Ministério ordenado e ministério da mulher. Na Ressurreição nasce a missão da Igreja. Na sua missão, todos somos chamados a participar. O Papa fala da missão diferente dos homens e das mulheres, a partir das formas diversas como uns e outros participaram no anúncio da ressurreição. A tradição sobre a forma de profissão de fé e a tradição sob a forma de narração.

A Ressurreição como um acontecimento da história que a ultrapassa, num salto ontológico, inaugurando um âmbito novo da vida: o estar com Deus, antecipando o definitivo.

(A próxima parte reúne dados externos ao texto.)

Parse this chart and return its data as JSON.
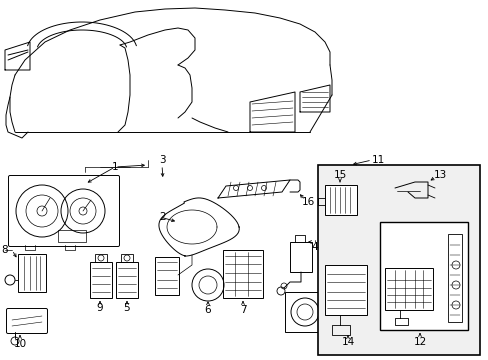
{
  "background_color": "#ffffff",
  "line_color": "#000000",
  "text_color": "#000000",
  "fig_width": 4.89,
  "fig_height": 3.6,
  "dpi": 100
}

Anunciar a Ressurreição e a Ascensão de Jesus é a missão da Igreja. Dar testemunho de Cristo vivo é o fundamental na Igreja e no cristão. Daí, ter sido decisivo para a escolha de Matias ser um dos que testemunhou a Ressurreição. Sem Páscoa, não há Igreja nem cristãos. Esta é a força que se transforma em simpatia e em testemunho de alegria no mundo de hoje, critério essencial para que o mundo creia.